Just some random musings....which I have considered before, but failed to jot down.

After reading this thread, I was thinking again about the differences between thought processes & psychological orientation & how that relates to personality (ie. Jungian theory) versus social roles & how thought processes may make one drawn to a certain role so that is becomes synonymous with a personality type (ie. Keirsian theory). 

For example, obviously, not all artists are SPs, not all scientists are NTs, not all humanitarians are NFs, and not all SJs are, er, whatever boring role they're assigned :tongue:. There are a variety of personalities to be found amongst these different avenues. So why are there these strong associations with type & skills?

Well, the idea is very simple. If a person prefers a certain thought process then...
- they may be drawn to areas in life that allow them to use it & be rewarded for it more than other areas
- because they seek out these areas more, they may develop skills associated with them, and since "practice makes perfect", they may become good at it, or better than average, or at least it becomes their best personal talent.
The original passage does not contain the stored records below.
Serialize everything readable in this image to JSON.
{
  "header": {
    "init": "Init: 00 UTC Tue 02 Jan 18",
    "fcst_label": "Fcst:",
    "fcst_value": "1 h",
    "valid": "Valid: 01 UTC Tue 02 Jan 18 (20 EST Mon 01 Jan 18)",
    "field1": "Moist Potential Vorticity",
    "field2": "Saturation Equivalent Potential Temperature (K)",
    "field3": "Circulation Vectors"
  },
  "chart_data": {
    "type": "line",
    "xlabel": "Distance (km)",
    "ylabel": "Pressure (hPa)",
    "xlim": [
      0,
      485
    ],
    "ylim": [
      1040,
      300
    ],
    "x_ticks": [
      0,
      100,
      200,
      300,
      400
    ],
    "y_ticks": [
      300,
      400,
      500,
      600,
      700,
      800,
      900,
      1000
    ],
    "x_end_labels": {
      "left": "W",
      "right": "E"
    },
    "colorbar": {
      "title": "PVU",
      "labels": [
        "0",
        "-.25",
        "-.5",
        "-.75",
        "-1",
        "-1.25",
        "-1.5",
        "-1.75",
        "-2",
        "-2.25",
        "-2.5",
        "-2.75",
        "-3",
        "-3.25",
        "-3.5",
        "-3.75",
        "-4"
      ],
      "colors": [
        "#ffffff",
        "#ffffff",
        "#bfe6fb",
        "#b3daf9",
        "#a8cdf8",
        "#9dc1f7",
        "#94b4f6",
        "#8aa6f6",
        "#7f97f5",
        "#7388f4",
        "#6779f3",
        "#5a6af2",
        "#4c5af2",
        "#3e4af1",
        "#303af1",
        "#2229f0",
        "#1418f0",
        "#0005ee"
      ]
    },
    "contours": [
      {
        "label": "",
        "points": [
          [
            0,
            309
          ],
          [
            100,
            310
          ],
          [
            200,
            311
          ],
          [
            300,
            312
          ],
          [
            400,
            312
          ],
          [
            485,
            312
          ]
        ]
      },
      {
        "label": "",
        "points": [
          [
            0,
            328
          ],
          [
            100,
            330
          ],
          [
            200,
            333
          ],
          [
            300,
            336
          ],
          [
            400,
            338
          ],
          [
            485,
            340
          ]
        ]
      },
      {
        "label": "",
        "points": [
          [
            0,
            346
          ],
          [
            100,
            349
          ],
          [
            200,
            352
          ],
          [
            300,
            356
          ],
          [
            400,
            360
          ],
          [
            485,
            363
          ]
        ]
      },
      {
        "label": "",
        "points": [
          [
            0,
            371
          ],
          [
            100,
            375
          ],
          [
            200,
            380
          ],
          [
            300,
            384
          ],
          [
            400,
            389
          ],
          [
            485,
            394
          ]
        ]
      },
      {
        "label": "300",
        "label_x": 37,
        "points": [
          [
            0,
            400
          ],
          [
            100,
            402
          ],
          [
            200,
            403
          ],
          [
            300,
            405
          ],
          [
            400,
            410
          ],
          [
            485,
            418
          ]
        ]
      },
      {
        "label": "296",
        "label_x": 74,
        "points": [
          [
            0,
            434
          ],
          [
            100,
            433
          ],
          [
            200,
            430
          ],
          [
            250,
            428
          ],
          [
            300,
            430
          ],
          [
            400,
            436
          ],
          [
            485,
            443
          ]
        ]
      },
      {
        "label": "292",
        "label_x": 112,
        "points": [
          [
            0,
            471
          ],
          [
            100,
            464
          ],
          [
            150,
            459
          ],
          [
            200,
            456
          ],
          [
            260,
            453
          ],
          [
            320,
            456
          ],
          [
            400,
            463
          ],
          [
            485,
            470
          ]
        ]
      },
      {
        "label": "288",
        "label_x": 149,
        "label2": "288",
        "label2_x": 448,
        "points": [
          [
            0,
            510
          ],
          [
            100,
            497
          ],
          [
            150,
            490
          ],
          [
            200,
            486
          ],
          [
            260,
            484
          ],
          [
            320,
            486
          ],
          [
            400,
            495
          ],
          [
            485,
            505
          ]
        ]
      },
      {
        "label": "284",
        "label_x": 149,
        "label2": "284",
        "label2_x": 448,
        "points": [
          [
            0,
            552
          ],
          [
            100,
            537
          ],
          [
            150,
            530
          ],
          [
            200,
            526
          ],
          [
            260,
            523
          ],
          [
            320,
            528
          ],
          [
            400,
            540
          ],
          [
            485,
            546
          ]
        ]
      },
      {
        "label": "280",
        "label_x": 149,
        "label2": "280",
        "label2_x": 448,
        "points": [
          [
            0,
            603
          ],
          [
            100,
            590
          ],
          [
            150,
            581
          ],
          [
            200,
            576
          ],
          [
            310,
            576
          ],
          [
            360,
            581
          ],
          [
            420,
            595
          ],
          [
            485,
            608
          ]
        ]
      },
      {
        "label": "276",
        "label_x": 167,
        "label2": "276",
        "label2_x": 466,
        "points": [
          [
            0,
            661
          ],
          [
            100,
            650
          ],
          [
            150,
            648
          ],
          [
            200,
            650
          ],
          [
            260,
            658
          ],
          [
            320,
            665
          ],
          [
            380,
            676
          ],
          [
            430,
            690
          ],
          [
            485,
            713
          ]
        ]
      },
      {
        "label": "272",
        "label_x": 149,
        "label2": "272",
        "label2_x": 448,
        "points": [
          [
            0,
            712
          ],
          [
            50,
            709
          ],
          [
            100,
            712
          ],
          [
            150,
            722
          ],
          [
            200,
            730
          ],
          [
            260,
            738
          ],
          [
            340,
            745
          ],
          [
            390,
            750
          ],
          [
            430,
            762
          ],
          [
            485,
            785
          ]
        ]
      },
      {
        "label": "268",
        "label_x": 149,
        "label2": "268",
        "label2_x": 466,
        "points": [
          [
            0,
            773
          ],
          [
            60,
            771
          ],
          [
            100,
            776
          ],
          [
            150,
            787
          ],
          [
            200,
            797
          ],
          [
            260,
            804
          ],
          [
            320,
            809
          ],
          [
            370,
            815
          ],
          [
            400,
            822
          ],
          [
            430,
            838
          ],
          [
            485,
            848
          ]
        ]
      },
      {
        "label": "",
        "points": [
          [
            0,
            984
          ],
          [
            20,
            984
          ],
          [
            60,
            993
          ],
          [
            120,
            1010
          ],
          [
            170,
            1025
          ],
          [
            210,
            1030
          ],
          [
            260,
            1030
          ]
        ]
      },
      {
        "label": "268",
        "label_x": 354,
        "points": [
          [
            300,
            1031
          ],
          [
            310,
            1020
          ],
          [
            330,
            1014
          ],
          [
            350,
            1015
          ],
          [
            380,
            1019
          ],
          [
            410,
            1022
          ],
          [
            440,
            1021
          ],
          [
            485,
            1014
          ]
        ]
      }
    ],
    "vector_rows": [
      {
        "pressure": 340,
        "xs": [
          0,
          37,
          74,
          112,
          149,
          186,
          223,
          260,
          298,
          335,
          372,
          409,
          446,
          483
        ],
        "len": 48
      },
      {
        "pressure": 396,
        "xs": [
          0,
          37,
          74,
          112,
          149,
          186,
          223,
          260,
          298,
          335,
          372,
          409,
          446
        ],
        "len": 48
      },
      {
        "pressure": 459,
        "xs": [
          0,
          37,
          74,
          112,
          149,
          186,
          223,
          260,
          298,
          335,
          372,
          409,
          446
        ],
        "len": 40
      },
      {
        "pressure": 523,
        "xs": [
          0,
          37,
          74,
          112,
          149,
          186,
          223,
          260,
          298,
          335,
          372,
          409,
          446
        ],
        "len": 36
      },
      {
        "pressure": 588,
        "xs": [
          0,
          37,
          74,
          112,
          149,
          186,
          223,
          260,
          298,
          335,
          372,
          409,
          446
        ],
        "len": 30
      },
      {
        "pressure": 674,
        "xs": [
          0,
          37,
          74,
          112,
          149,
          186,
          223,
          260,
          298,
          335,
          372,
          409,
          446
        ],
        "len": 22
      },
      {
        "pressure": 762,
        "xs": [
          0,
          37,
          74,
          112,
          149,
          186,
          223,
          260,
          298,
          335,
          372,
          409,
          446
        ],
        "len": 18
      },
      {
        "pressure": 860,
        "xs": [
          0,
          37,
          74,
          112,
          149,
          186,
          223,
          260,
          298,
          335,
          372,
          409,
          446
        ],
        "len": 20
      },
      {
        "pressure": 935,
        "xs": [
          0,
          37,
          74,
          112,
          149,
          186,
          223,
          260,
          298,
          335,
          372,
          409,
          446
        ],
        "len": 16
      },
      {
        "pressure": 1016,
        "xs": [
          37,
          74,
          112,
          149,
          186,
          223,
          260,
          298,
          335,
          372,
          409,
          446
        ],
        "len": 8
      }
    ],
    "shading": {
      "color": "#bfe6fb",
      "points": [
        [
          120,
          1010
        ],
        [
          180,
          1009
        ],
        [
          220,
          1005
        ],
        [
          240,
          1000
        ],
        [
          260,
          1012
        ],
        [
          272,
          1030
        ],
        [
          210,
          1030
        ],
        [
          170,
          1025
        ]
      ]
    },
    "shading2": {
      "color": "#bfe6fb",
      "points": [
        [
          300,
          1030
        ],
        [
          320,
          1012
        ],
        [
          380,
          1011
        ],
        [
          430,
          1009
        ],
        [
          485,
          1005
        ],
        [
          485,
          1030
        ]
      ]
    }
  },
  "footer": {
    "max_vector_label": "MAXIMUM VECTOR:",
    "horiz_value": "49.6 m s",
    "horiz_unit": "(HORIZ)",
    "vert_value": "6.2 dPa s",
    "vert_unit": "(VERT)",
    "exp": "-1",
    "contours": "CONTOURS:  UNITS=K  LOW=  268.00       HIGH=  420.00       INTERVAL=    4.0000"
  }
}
So what really sets people up to fall into their personality's common social role is the existing structure of society. Certain roles allow certain personality types to, well, be themselves. These areas nurture certain forms of thinking more, maybe because they do tend to thrive there, but possibly because its simply what has been expected. From a young age, a person finds themselves most comfortable in the roles that cater to their preferred manner of thinking, and from there, you find people perpetuating these social archetypes, maintaining the link between them and the psychological archetypes.


----------



## Empurple (May 20, 2010)

Well put. It brings up thoughts about why society is structured the way it is...and wondering to what extent any societal structure is the product of the personalities which make it up...or else how much the structure determines the environment in which certain personalities cannot help but become typical to that structure. But then what determines the structure to begin with? Hmm...matter? Spirit? Uh oh, I hear a can o' worms opening...better stop.


----------